Over at the “Triangulations” blog, Sabio Lantz has a new post “Believing Mind vs. Religious Mind” on why he now thinks that “believing mind” is the better of the two terms. In explaining his preference, Sabio writes:
Believing without evidence is our default mode. Well, I shouldn’t call it “without evidence” because believing something because someone in authority said it or because it intuitively makes sense to us, is indeed a sort of evidence — though it is a very low level of evidence.
Put that way, belief comes from trusting someone in authority. But I think that’s too restrictive. We also tend to trust friends, even when they have no authority over us.

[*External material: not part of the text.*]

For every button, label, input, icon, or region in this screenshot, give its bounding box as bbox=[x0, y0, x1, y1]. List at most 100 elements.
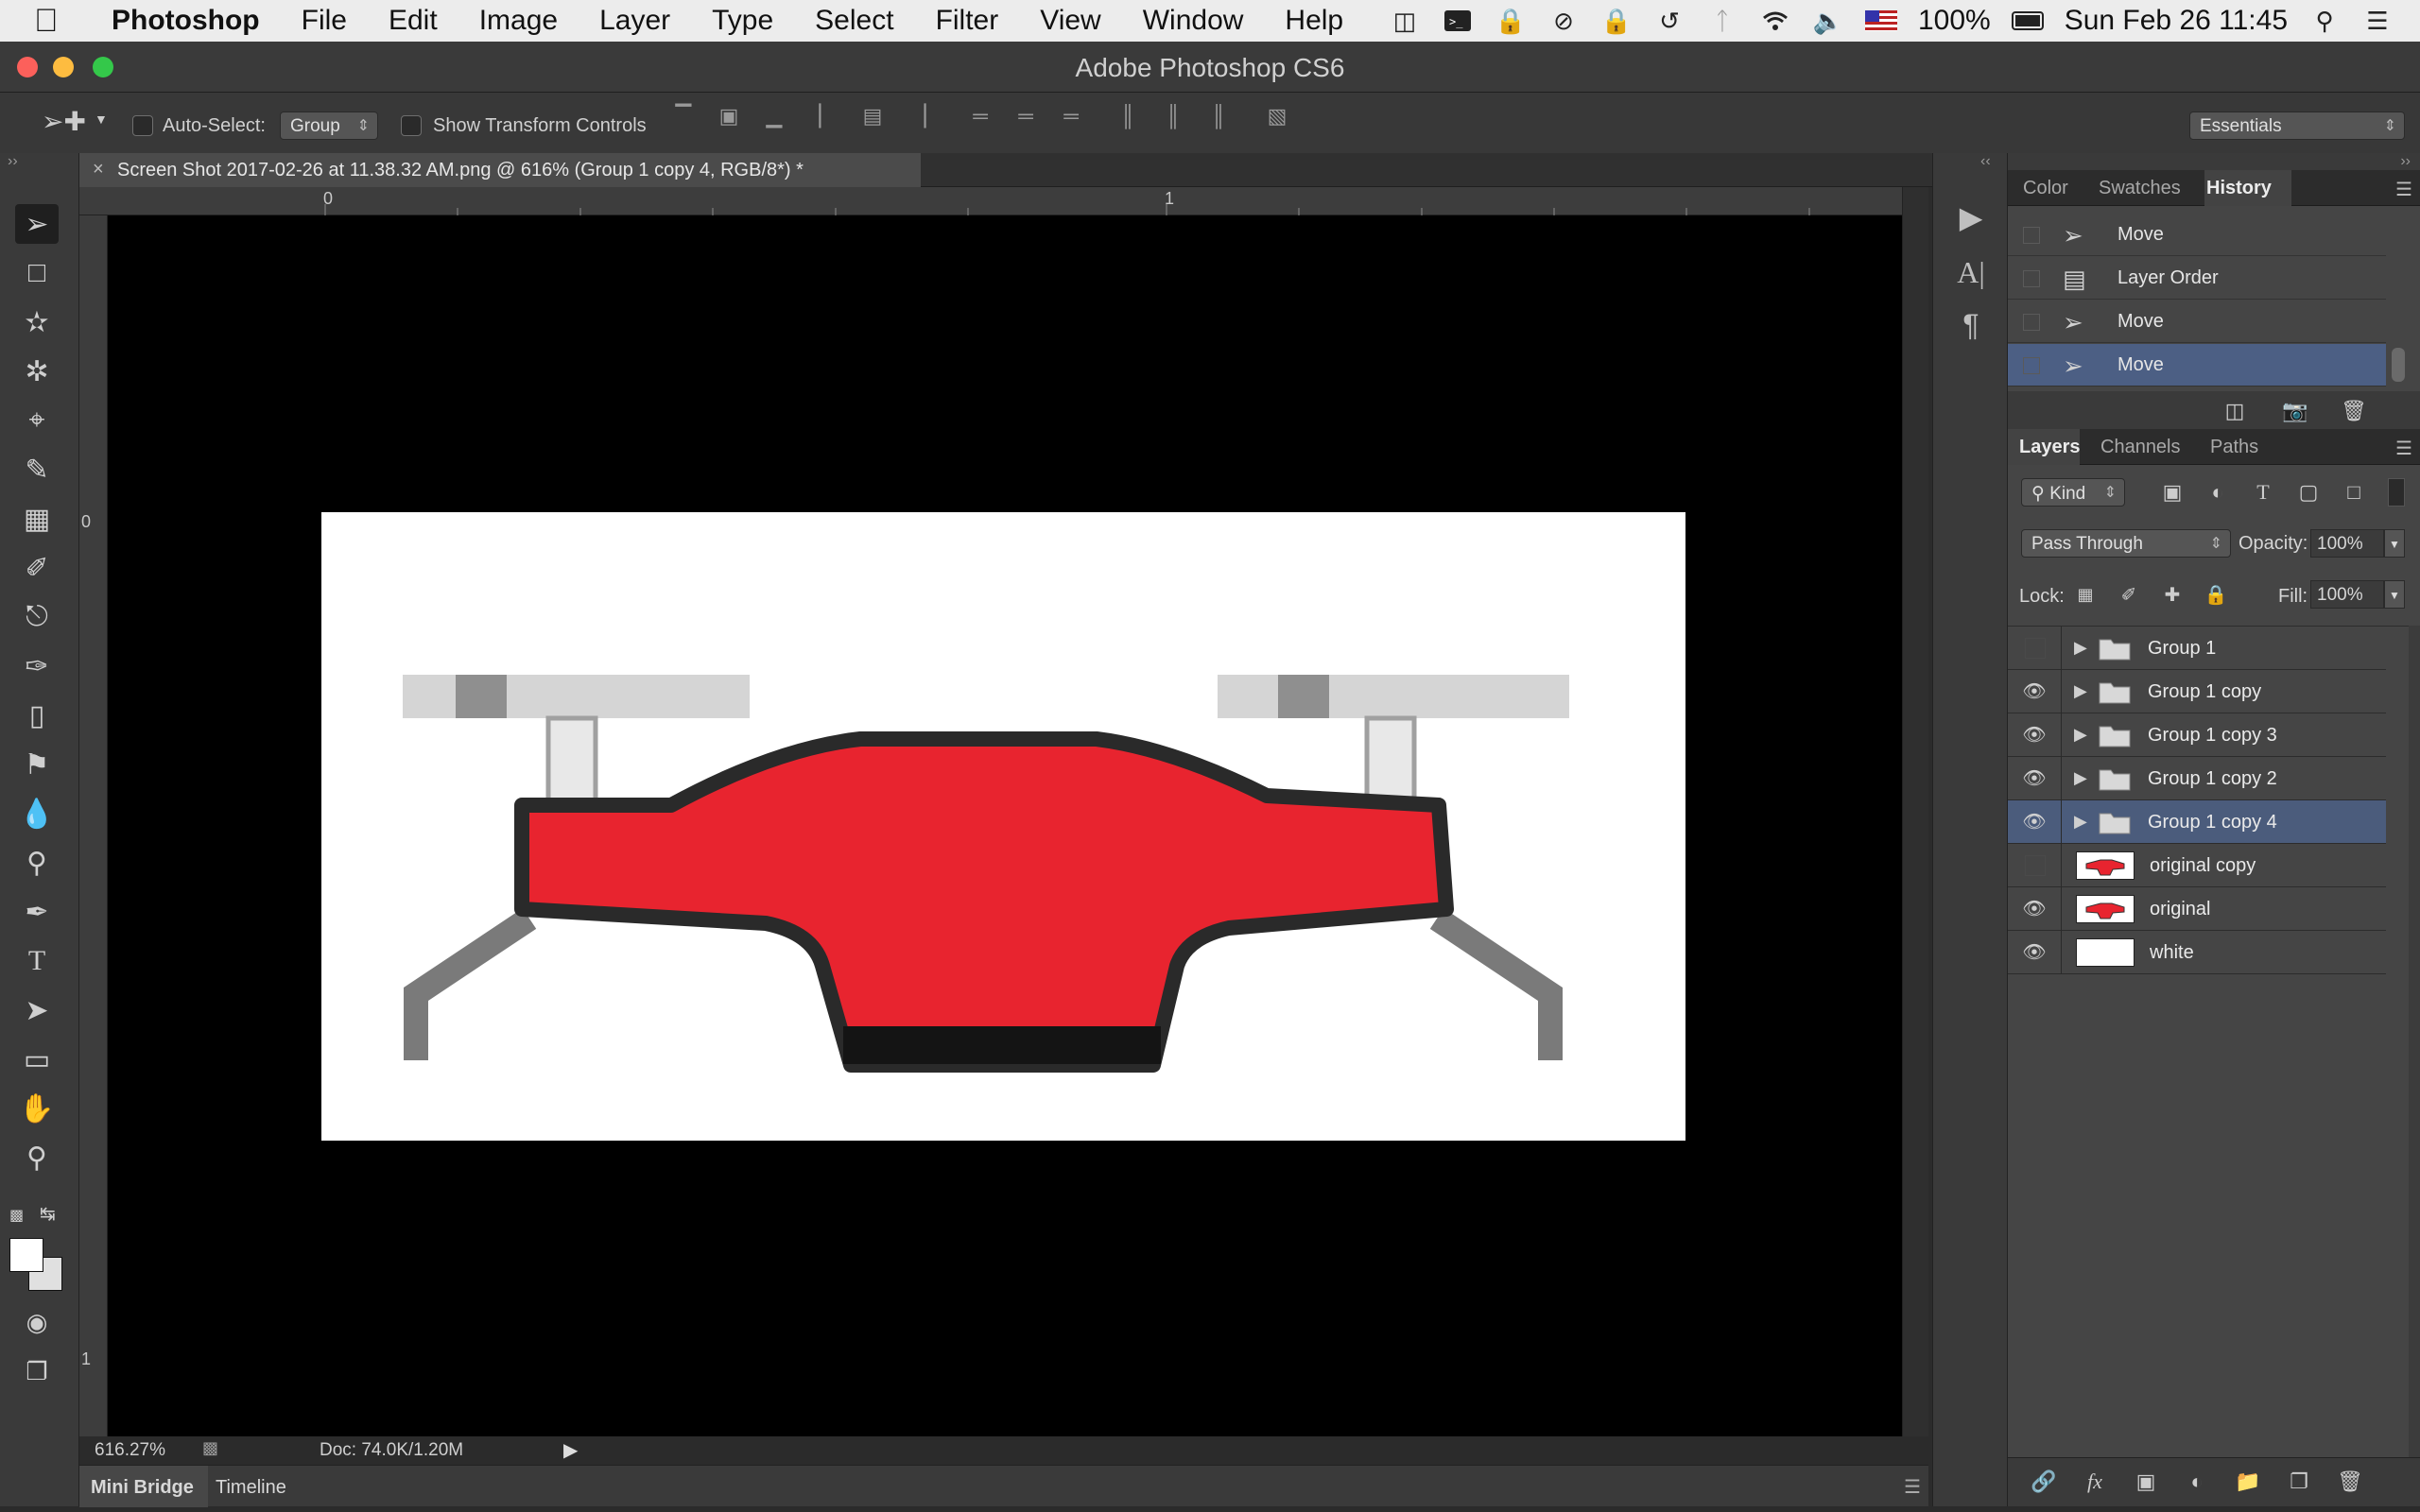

Putting this into perspective, we evolved as a social species. As such, our survival depends on some degree of mutual cooperation between people. And here, by “survival” I mean not only our survival as a species or population, but our survival as individuals. Most of us are far more skilled at getting our next meal from a local store than we are at getting it by hunting wild game.
Cooperation, in turn, requires trust. So our tendency to trust others is part of who we are. And we all engage in trusting behavior to some extent. If the airport announcer says that our flight has been moved to gate 7, we walk over to gate 7 and thereby demonstrate our trust in that announcement.
We are not the rational agents that we are sometimes taken to be. We depend far more on trust and cooperation than a strict rationality would permit.
The limits of trust
We don’t trust everything that we are told. So what are the appropriate limits of trust? In a way, that’s a decision that we must individually make.
I don’t think absolute trust is ever warranted. And perhaps nobody ever goes quite that far. Young children, however, do normally place a high degree of trust in their parents, and this is usually appropriate. Parents usually warn children not to trust strangers. So we already expect children to make distinctions between whom to trust and whom to not trust. I take it as part of our personal responsibility to learn how trustworthy are our acquaintances.
It also seems to be part of human nature, that we trust our parents less as we grow up. Hence the term “rebellious teenagers.” It is part of growing up, that as we learn more we develop better skills at making our own judgments. And, as we become more skilled at making our own judgments, we should become less willing to trust the judgments of others. Or, as president Reagan put it, we should “trust but verify.” That is say, where appropriate we should tentatively trust where appropriate, but seek evidence for ourselves so that we can later make our own decisions, perhaps contrary to that earlier tentative trust. And this helps us judge the trustworthiness of others.
In deciding what to trust, we should be asking ourselves about the plausibility of what has been presented to us. The less plausible, the more skeptical we should be.
Science
Science does depend on some degree of trust. But it is always a tentative trust, subject to a degree of skepticism and testing. That tentativity and skepticism are part of what the peer review process is about, and are part of why repeatability of experimental results is so important.
Education
Education depends on trust. The child needs some degree of trust in what the teacher says. But, again, that trust is not absolute. The best teachers encourage questioning, and the best students are willing to question some of what they are taught.
Religion
Fundamentalist religion seems to depend on an excessively high degree of trust. Fundamentalist Christians often say that they place their trust in the Bible, which they see as the word of God. But this claim is implausible. A great deal of fundamentalist theology is nowhere to be found in the Bible. Instead, it depends on very particular interpretations of the Bible. The trust seems to be in the authorities who have asserted those particular interpretations, and not in the Bible itself.
The Authoritians
I shouldn’t end this post without mentioning Bob Altermeyer’s web site, The Authoritarians. Altermeyer mainly discusses the authoritarian personality, by which he means personalities which place too much trust in authorities and thereby perpetuate authoritarianism. This is a topic in which Altermeyer has done considerable research. There is a lot of useful material, derived from that research, that can be downloaded from the site.